What role will Cardinal Sean Brady play? Should he have resigned in the wake of the Fr Brendan Smyth scandal?
"I'm not sure he should or shouldn't have (resigned). I can see the benefits for the church and himself in both courses of action. It's not as if somebody has suddenly been caught out in some nefarious kind of dealings which he was trying to cover up.
"Two things that we lost sight of was the assumption that someone hasn't moved or grown in his understanding over 30 years. If the situation would arise today, would he do the same thing again?
"You could clear out the people across the board who were there, but you've cleared out the people who have learned from the past and you've created a worse situation.
"If you read between the lines, he has more or less implied that he's basically ready to go but ultimately the Vatican must decide.
"He has a role in the opening ceremony, and will be the principal celebrant on Thursday at the Mass of Reconciliation."
Why isn't the Pope coming?

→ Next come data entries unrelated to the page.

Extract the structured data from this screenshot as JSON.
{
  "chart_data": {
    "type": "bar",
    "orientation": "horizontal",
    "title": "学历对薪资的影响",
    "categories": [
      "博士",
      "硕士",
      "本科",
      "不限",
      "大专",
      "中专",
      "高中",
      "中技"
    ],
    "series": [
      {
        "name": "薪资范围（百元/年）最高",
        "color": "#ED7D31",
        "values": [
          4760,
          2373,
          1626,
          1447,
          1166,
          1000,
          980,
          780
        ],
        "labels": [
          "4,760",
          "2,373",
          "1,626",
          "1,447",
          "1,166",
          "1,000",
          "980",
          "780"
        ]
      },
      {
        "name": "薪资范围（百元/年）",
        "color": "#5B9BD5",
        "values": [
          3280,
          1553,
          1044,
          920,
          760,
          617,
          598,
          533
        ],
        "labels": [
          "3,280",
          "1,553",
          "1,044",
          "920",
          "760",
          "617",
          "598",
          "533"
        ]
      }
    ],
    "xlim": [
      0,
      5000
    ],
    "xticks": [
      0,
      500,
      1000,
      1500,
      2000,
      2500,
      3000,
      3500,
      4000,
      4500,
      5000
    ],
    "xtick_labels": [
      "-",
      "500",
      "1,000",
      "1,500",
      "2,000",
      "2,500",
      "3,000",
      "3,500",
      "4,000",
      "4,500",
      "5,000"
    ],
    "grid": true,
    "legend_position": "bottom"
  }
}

Was there a concern there would be protests?
"We don't have a specific explanation, but the tradition of the Pope coming to congress really only happened during Pope John Paul's time.
"I'd imagine the concern would be there -- we'd be conscious that inevitably there will be some protest in the context of the congress. Insofar as the Pope coming, that may well have been an element.

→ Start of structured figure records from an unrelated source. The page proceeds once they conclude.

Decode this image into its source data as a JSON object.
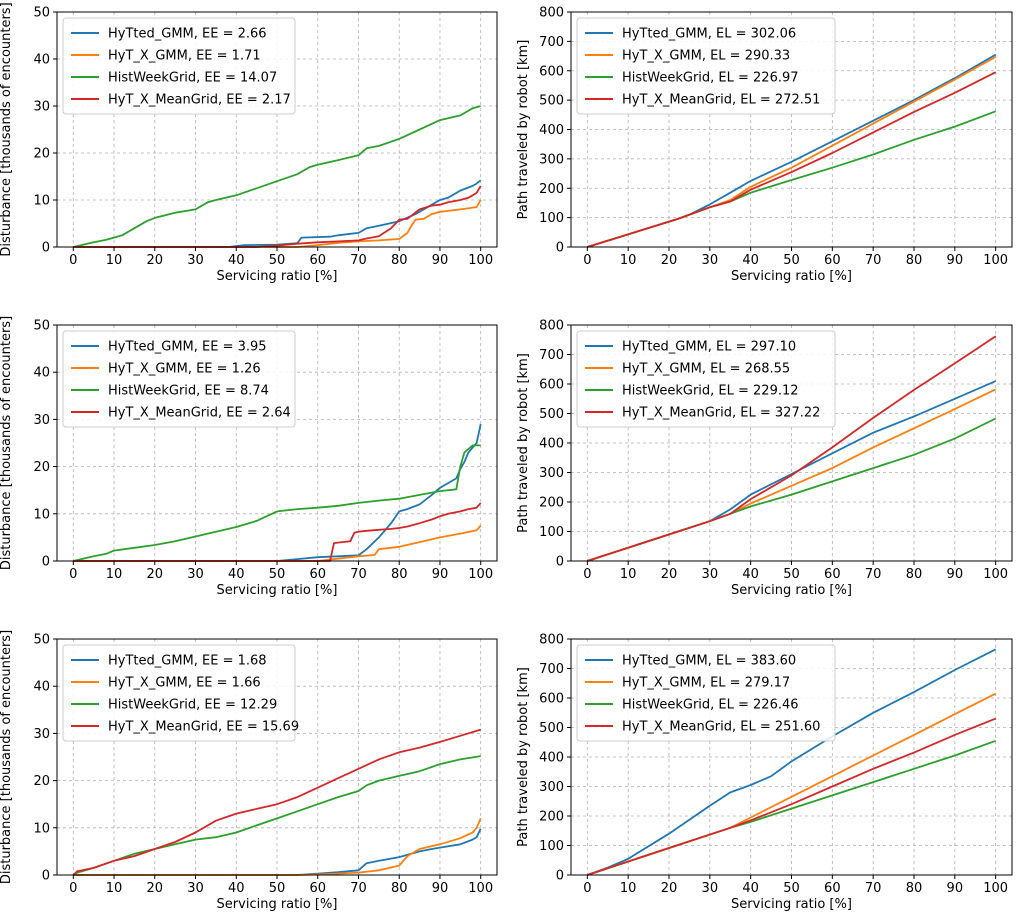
{
  "chart_data": [
    {
      "type": "line",
      "row": 1,
      "column": "left",
      "xlabel": "Servicing ratio [%]",
      "ylabel": "Disturbance [thousands of encounters]",
      "xlim": [
        -4,
        104
      ],
      "ylim": [
        0,
        50
      ],
      "xticks": [
        0,
        10,
        20,
        30,
        40,
        50,
        60,
        70,
        80,
        90,
        100
      ],
      "yticks": [
        0,
        10,
        20,
        30,
        40,
        50
      ],
      "grid": true,
      "legend_position": "top-left",
      "series": [
        {
          "name": "HyTted_GMM, EE = 2.66",
          "color": "#1f77b4",
          "x": [
            0,
            38,
            42,
            50,
            55,
            56,
            63,
            65,
            68,
            70,
            72,
            75,
            80,
            84,
            88,
            90,
            92,
            95,
            98,
            99,
            100
          ],
          "y": [
            0,
            0,
            0.4,
            0.5,
            0.8,
            2.0,
            2.2,
            2.5,
            2.8,
            3.0,
            4.0,
            4.5,
            5.5,
            7.0,
            9.0,
            10.0,
            10.5,
            12.0,
            13.0,
            13.5,
            14.2
          ]
        },
        {
          "name": "HyT_X_GMM, EE = 1.71",
          "color": "#ff7f0e",
          "x": [
            0,
            55,
            60,
            65,
            70,
            75,
            78,
            80,
            82,
            83,
            84,
            86,
            88,
            90,
            95,
            99,
            100
          ],
          "y": [
            0,
            0,
            0.4,
            0.9,
            1.2,
            1.4,
            1.6,
            1.7,
            3.0,
            4.5,
            5.8,
            6.0,
            7.0,
            7.5,
            8.0,
            8.5,
            10.0
          ]
        },
        {
          "name": "HistWeekGrid, EE = 14.07",
          "color": "#2ca02c",
          "x": [
            0,
            5,
            8,
            10,
            12,
            15,
            18,
            20,
            25,
            30,
            33,
            35,
            40,
            45,
            50,
            55,
            58,
            60,
            65,
            70,
            72,
            75,
            80,
            85,
            90,
            95,
            98,
            100
          ],
          "y": [
            0,
            1,
            1.5,
            2,
            2.5,
            4,
            5.5,
            6.2,
            7.3,
            8.0,
            9.5,
            10,
            11,
            12.5,
            14,
            15.5,
            17,
            17.5,
            18.5,
            19.5,
            21,
            21.5,
            23,
            25,
            27,
            28,
            29.5,
            30
          ]
        },
        {
          "name": "HyT_X_MeanGrid, EE = 2.17",
          "color": "#d62728",
          "x": [
            0,
            45,
            50,
            55,
            60,
            65,
            70,
            72,
            75,
            78,
            80,
            82,
            85,
            88,
            90,
            92,
            95,
            97,
            98,
            99,
            100
          ],
          "y": [
            0,
            0,
            0.3,
            0.7,
            1.0,
            1.2,
            1.4,
            1.8,
            2.3,
            4.0,
            5.8,
            6.0,
            8.0,
            8.8,
            9.0,
            9.5,
            10.0,
            10.5,
            11.0,
            11.5,
            13.0
          ]
        }
      ]
    },
    {
      "type": "line",
      "row": 1,
      "column": "right",
      "xlabel": "Servicing ratio [%]",
      "ylabel": "Path traveled by robot [km]",
      "xlim": [
        -4,
        104
      ],
      "ylim": [
        0,
        800
      ],
      "xticks": [
        0,
        10,
        20,
        30,
        40,
        50,
        60,
        70,
        80,
        90,
        100
      ],
      "yticks": [
        0,
        100,
        200,
        300,
        400,
        500,
        600,
        700,
        800
      ],
      "grid": true,
      "legend_position": "top-left",
      "series": [
        {
          "name": "HyTted_GMM, EL = 302.06",
          "color": "#1f77b4",
          "x": [
            0,
            22,
            25,
            30,
            35,
            40,
            50,
            60,
            70,
            80,
            90,
            100
          ],
          "y": [
            0,
            95,
            110,
            145,
            185,
            225,
            290,
            360,
            430,
            500,
            575,
            655
          ]
        },
        {
          "name": "HyT_X_GMM, EL = 290.33",
          "color": "#ff7f0e",
          "x": [
            0,
            22,
            30,
            35,
            40,
            50,
            60,
            70,
            80,
            90,
            100
          ],
          "y": [
            0,
            95,
            135,
            160,
            205,
            270,
            345,
            420,
            495,
            570,
            647
          ]
        },
        {
          "name": "HistWeekGrid, EL = 226.97",
          "color": "#2ca02c",
          "x": [
            0,
            22,
            30,
            35,
            40,
            50,
            60,
            70,
            80,
            90,
            100
          ],
          "y": [
            0,
            95,
            135,
            155,
            185,
            228,
            270,
            315,
            365,
            410,
            462
          ]
        },
        {
          "name": "HyT_X_MeanGrid, EL = 272.51",
          "color": "#d62728",
          "x": [
            0,
            22,
            30,
            35,
            40,
            50,
            60,
            70,
            80,
            90,
            100
          ],
          "y": [
            0,
            95,
            135,
            155,
            195,
            255,
            320,
            390,
            460,
            525,
            595
          ]
        }
      ]
    },
    {
      "type": "line",
      "row": 2,
      "column": "left",
      "xlabel": "Servicing ratio [%]",
      "ylabel": "Disturbance [thousands of encounters]",
      "xlim": [
        -4,
        104
      ],
      "ylim": [
        0,
        50
      ],
      "xticks": [
        0,
        10,
        20,
        30,
        40,
        50,
        60,
        70,
        80,
        90,
        100
      ],
      "yticks": [
        0,
        10,
        20,
        30,
        40,
        50
      ],
      "grid": true,
      "legend_position": "top-left",
      "series": [
        {
          "name": "HyTted_GMM, EE = 3.95",
          "color": "#1f77b4",
          "x": [
            0,
            50,
            55,
            60,
            65,
            70,
            72,
            75,
            78,
            80,
            82,
            85,
            88,
            90,
            92,
            94,
            95,
            96,
            97,
            98,
            99,
            100
          ],
          "y": [
            0,
            0,
            0.4,
            0.8,
            1.0,
            1.2,
            2.5,
            5.0,
            8.0,
            10.5,
            11.0,
            12.0,
            14.0,
            15.5,
            16.5,
            17.5,
            19.5,
            21.0,
            23.0,
            24.0,
            25.0,
            29.0
          ]
        },
        {
          "name": "HyT_X_GMM, EE = 1.26",
          "color": "#ff7f0e",
          "x": [
            0,
            60,
            65,
            70,
            74,
            75,
            80,
            85,
            90,
            95,
            99,
            100
          ],
          "y": [
            0,
            0,
            0.5,
            1.0,
            1.3,
            2.5,
            3.0,
            4.0,
            5.0,
            5.8,
            6.5,
            7.5
          ]
        },
        {
          "name": "HistWeekGrid, EE = 8.74",
          "color": "#2ca02c",
          "x": [
            0,
            5,
            8,
            10,
            15,
            20,
            25,
            30,
            35,
            40,
            45,
            50,
            55,
            60,
            65,
            70,
            75,
            80,
            85,
            90,
            94,
            95,
            96,
            98,
            100
          ],
          "y": [
            0,
            1,
            1.5,
            2.2,
            2.8,
            3.4,
            4.2,
            5.2,
            6.2,
            7.2,
            8.5,
            10.5,
            11.0,
            11.3,
            11.7,
            12.3,
            12.8,
            13.2,
            14.0,
            14.8,
            15.2,
            20.0,
            23.0,
            24.5,
            24.5
          ]
        },
        {
          "name": "HyT_X_MeanGrid, EE = 2.64",
          "color": "#d62728",
          "x": [
            0,
            63,
            64,
            66,
            68,
            69,
            70,
            72,
            75,
            78,
            80,
            82,
            85,
            88,
            90,
            92,
            95,
            97,
            99,
            100
          ],
          "y": [
            0,
            0,
            3.8,
            4.0,
            4.2,
            6.0,
            6.2,
            6.4,
            6.6,
            6.8,
            7.0,
            7.3,
            8.0,
            8.8,
            9.5,
            10.0,
            10.5,
            11.0,
            11.3,
            12.3
          ]
        }
      ]
    },
    {
      "type": "line",
      "row": 2,
      "column": "right",
      "xlabel": "Servicing ratio [%]",
      "ylabel": "Path traveled by robot [km]",
      "xlim": [
        -4,
        104
      ],
      "ylim": [
        0,
        800
      ],
      "xticks": [
        0,
        10,
        20,
        30,
        40,
        50,
        60,
        70,
        80,
        90,
        100
      ],
      "yticks": [
        0,
        100,
        200,
        300,
        400,
        500,
        600,
        700,
        800
      ],
      "grid": true,
      "legend_position": "top-left",
      "series": [
        {
          "name": "HyTted_GMM, EL = 297.10",
          "color": "#1f77b4",
          "x": [
            0,
            30,
            35,
            40,
            50,
            60,
            70,
            80,
            90,
            100
          ],
          "y": [
            0,
            135,
            175,
            225,
            295,
            365,
            435,
            490,
            550,
            610
          ]
        },
        {
          "name": "HyT_X_GMM, EL = 268.55",
          "color": "#ff7f0e",
          "x": [
            0,
            30,
            35,
            40,
            50,
            60,
            70,
            80,
            90,
            100
          ],
          "y": [
            0,
            135,
            160,
            195,
            255,
            315,
            385,
            450,
            515,
            582
          ]
        },
        {
          "name": "HistWeekGrid, EL = 229.12",
          "color": "#2ca02c",
          "x": [
            0,
            30,
            35,
            40,
            50,
            60,
            70,
            80,
            90,
            100
          ],
          "y": [
            0,
            135,
            160,
            185,
            225,
            270,
            315,
            360,
            415,
            483
          ]
        },
        {
          "name": "HyT_X_MeanGrid, EL = 327.22",
          "color": "#d62728",
          "x": [
            0,
            30,
            35,
            40,
            50,
            60,
            70,
            80,
            90,
            100
          ],
          "y": [
            0,
            135,
            160,
            210,
            290,
            385,
            485,
            580,
            670,
            762
          ]
        }
      ]
    },
    {
      "type": "line",
      "row": 3,
      "column": "left",
      "xlabel": "Servicing ratio [%]",
      "ylabel": "Disturbance [thousands of encounters]",
      "xlim": [
        -4,
        104
      ],
      "ylim": [
        0,
        50
      ],
      "xticks": [
        0,
        10,
        20,
        30,
        40,
        50,
        60,
        70,
        80,
        90,
        100
      ],
      "yticks": [
        0,
        10,
        20,
        30,
        40,
        50
      ],
      "grid": true,
      "legend_position": "top-left",
      "series": [
        {
          "name": "HyTted_GMM, EE = 1.68",
          "color": "#1f77b4",
          "x": [
            0,
            55,
            60,
            65,
            70,
            72,
            75,
            80,
            85,
            88,
            90,
            95,
            98,
            99,
            100
          ],
          "y": [
            0,
            0,
            0.3,
            0.6,
            1.0,
            2.5,
            3.0,
            3.8,
            5.0,
            5.5,
            5.8,
            6.5,
            7.5,
            8.0,
            9.8
          ]
        },
        {
          "name": "HyT_X_GMM, EE = 1.66",
          "color": "#ff7f0e",
          "x": [
            0,
            55,
            60,
            65,
            70,
            75,
            80,
            82,
            85,
            90,
            95,
            98,
            99,
            100
          ],
          "y": [
            0,
            0,
            0.1,
            0.3,
            0.5,
            1.0,
            2.0,
            4.0,
            5.5,
            6.5,
            7.8,
            9.0,
            10.0,
            12.0
          ]
        },
        {
          "name": "HistWeekGrid, EE = 12.29",
          "color": "#2ca02c",
          "x": [
            0,
            1,
            5,
            10,
            15,
            20,
            25,
            30,
            35,
            40,
            45,
            50,
            55,
            60,
            65,
            70,
            72,
            75,
            80,
            85,
            90,
            95,
            100
          ],
          "y": [
            0,
            0.5,
            1.5,
            3.0,
            4.5,
            5.5,
            6.5,
            7.5,
            8.0,
            9.0,
            10.5,
            12.0,
            13.5,
            15.0,
            16.5,
            17.8,
            19.0,
            20.0,
            21.0,
            22.0,
            23.5,
            24.5,
            25.2
          ]
        },
        {
          "name": "HyT_X_MeanGrid, EE = 15.69",
          "color": "#d62728",
          "x": [
            0,
            1,
            5,
            10,
            15,
            20,
            25,
            30,
            35,
            40,
            45,
            50,
            55,
            60,
            65,
            70,
            75,
            80,
            85,
            90,
            95,
            100
          ],
          "y": [
            0,
            0.8,
            1.5,
            3.0,
            4.0,
            5.5,
            7.0,
            9.0,
            11.5,
            13.0,
            14.0,
            15.0,
            16.5,
            18.5,
            20.5,
            22.5,
            24.5,
            26.0,
            27.0,
            28.2,
            29.5,
            30.8
          ]
        }
      ]
    },
    {
      "type": "line",
      "row": 3,
      "column": "right",
      "xlabel": "Servicing ratio [%]",
      "ylabel": "Path traveled by robot [km]",
      "xlim": [
        -4,
        104
      ],
      "ylim": [
        0,
        800
      ],
      "xticks": [
        0,
        10,
        20,
        30,
        40,
        50,
        60,
        70,
        80,
        90,
        100
      ],
      "yticks": [
        0,
        100,
        200,
        300,
        400,
        500,
        600,
        700,
        800
      ],
      "grid": true,
      "legend_position": "top-left",
      "series": [
        {
          "name": "HyTted_GMM, EL = 383.60",
          "color": "#1f77b4",
          "x": [
            0,
            5,
            10,
            20,
            30,
            35,
            40,
            45,
            50,
            60,
            70,
            80,
            90,
            100
          ],
          "y": [
            0,
            25,
            55,
            140,
            235,
            280,
            305,
            335,
            385,
            470,
            550,
            620,
            695,
            765
          ]
        },
        {
          "name": "HyT_X_GMM, EL = 279.17",
          "color": "#ff7f0e",
          "x": [
            0,
            35,
            40,
            50,
            60,
            70,
            80,
            90,
            100
          ],
          "y": [
            0,
            160,
            195,
            265,
            335,
            405,
            475,
            545,
            615
          ]
        },
        {
          "name": "HistWeekGrid, EL = 226.46",
          "color": "#2ca02c",
          "x": [
            0,
            35,
            40,
            50,
            60,
            70,
            80,
            90,
            100
          ],
          "y": [
            0,
            160,
            180,
            225,
            270,
            315,
            360,
            405,
            455
          ]
        },
        {
          "name": "HyT_X_MeanGrid, EL = 251.60",
          "color": "#d62728",
          "x": [
            0,
            35,
            40,
            50,
            60,
            70,
            80,
            90,
            100
          ],
          "y": [
            0,
            160,
            185,
            240,
            300,
            360,
            415,
            475,
            530
          ]
        }
      ]
    }
  ]
}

"The archbishop (of Dublin) said if the church was in the process of renewal, the pope coming would be a sense of 'keep up the good work'. The time possibly wasn't right now.
"A Papal Legate has been appointed, Cardinal Marc Ouellett from Canada who is now based in Rome."
Will there be an ecumenical dimension?
"Other churches are involved. Church of Ireland Archbishop Michael Jackson will celebrate the main liturgy on the first day, and Bishop Hilarion Alfeyev from the Russian Orthodox Church is the preacher.
"There's about 7,000 people registered for the entire week. Like opera and football fans, there's aficionados who will come for it all."
How are ticket sales going?
"We're close to being full in terms of (the mass at) Croke Park. We do have some tickets available online which should be taken up fairly quickly. We're noticing that as we move into the six-week window, the numbers booking are increasing. 7,000 registered up to Christmas, we now have 17,000. Registration is open until June 4.
"Part of the thing we found difficult was telling people they had to register. We have to have some bar code process to establish the number of people coming into the RDS. The good news for people who can't come is congress is being televised by Salt and Light and EWTN from Monday to Saturday."
What happens after congress?
"We set out to create a congress that was a journey, not just an event. People have carried a programme to help people deepen their understanding of the Eucharist. The big challenge will be to take the congress and run with it, that congress will challenge new ways for people to engage in a richer celebration of Mass and the Sunday celebration."